Für diesen Freitag rief die Hamas Muslime in der ganzen Welt zu Aktionen und Unterstützung auf. Für Donnerstag und Samstag sind weitere Demonstrationen von Palästinenser-Organisationen angekündigt: einmal von der Gemeinde der Palästinenser in Berlin mit 200 Teilnehmern und dem Titel "Solidarität mit der Zivilbevölkerung" am Potsdamer Platz. Und am Samstag vom Zentralrat der Palästinenser in Deutschland am Brandenburger Tor und dem Motto "Frieden in Nahost".

Immer wieder Straftaten

Laut Polizeipräsidentin Barbara Slowik wird noch geprüft, ob diese Demonstrationen problematisch sein könnten mit Blick auf möglichen Antisemitismus oder Unterstützung von Gewalttaten.
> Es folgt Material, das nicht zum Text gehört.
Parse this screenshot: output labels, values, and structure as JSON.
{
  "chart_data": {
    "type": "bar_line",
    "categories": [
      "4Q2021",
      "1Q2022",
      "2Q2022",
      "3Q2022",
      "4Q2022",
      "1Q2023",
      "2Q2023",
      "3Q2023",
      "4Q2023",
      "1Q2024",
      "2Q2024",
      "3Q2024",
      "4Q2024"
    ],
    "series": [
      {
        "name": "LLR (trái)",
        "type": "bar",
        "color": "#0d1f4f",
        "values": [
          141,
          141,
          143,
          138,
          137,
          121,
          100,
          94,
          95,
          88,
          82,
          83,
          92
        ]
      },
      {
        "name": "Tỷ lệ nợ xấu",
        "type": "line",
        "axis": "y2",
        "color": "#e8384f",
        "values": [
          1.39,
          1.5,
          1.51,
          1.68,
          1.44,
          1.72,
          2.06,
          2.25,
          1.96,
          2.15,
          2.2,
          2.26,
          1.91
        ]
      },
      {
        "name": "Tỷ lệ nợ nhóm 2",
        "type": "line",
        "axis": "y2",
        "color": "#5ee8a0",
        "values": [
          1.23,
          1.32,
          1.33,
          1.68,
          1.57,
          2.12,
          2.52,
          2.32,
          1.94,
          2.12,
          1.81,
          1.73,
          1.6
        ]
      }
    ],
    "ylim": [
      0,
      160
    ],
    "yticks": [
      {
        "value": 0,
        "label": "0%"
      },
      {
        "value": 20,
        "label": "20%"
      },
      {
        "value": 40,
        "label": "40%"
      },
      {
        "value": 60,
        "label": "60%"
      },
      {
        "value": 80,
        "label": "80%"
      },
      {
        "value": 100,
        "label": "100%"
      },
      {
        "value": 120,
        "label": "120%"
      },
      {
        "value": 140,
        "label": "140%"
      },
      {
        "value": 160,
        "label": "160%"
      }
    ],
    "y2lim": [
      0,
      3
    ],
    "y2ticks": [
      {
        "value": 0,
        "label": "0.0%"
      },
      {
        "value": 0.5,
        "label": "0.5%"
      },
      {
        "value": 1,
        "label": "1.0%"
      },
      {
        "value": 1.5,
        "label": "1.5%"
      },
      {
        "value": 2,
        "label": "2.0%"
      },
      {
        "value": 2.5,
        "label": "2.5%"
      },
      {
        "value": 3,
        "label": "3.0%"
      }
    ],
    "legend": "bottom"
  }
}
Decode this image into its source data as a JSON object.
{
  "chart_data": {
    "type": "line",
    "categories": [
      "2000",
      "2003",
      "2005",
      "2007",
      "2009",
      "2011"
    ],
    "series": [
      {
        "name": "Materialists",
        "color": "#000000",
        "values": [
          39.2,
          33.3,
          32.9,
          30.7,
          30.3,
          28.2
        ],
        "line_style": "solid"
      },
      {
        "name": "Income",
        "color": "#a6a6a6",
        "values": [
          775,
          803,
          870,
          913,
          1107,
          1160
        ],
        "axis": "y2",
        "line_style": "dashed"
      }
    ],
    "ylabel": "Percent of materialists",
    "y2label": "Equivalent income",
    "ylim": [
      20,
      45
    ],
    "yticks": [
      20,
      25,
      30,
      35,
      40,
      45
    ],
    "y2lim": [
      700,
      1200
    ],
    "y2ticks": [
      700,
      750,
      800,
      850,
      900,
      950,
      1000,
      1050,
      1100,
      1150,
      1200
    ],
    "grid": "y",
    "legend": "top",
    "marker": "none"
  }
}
Seit Samstag, dem Tag des Angriffs auf Israel, zählte die Berliner Polizei bislang mehr als 30 Straftaten wie verbotene Symbole, Plakate und Hetzreden. Dazu mehr als 30 Ordnungswidrigkeiten bei Demonstrationen. Bei allem gelte: "Tendenz steigend". Auch das Verteilen von Süßigkeiten bei einer Freudenfeier von Palästinensern auf der Straße am Samstagabend in Neukölln erfülle den Anfangsverdacht für die Billigung von Straftaten.

Grundsätzlich gilt aus Sicht der Polizei, je schlimmer die Lage im Nahen Osten eskaliere, desto schwieriger werde es auch in Berlin mit einem nicht ganz kleinen Anteil an arabischstämmiger und besonders palästinensischer Bevölkerung. Bilder und Videos von Gegenschlägen der israelischen Armee und ihren Opfern finden über Internetportale und Chatgruppen in großer Menge und hoher Geschwindigkeit ihren Weg nach Berlin.

Propaganda in den Sozialen Medien

Insbesondere die Propaganda in Sozialen Medien bereite ihm große Sorge, sagte der Autor und Psychologe Ahmad Mansour der Deutschen Presse-Agentur. Er sieht große Herausforderungen für die Schulen: Lehrerinnen und Lehrer müssten in der Ausbildung und durch entsprechende Lehrpläne befähigt werden, das Thema zu behandeln. In der aktuellen Situation empfahl er Lehrenden, Dialogplattformen zu schaffen, auf denen das Thema besprochen werden könne. "Außerdem sollten sie empathisch auf die Emotionen der Schülerinnen und Schüler reagieren, aber klare Grenzen ziehen, wenn es in Antisemitismus umkippt", sagte Mansour.

Nach Einschätzung der Integrationsbeauftragten von Berlin-Neukölln, Güner Balci, haben weite Teile der arabischsprachigen Bevölkerung dort Sympathien für die Terroristen von Hamas und Hisbollah. Das wisse sie aus zahlreichen Gesprächen, sagte Balci dem "Spiegel". Nur unter Polizeischutz habe die Flagge Israels als Zeichen der Solidarität vor dem Neuköllner Rathaus gehisst werden können.

Balci forderte ebenso wie Bezirksbürgermeister Martin Hikel (SPD) ein Verbot der palästinensischen und israelfeindlichen Organisation Samidoun. "Die Gruppe ist in den sozialen Netzwerken sehr aktiv und erreicht so vor allem junge Menschen", sagte Balci.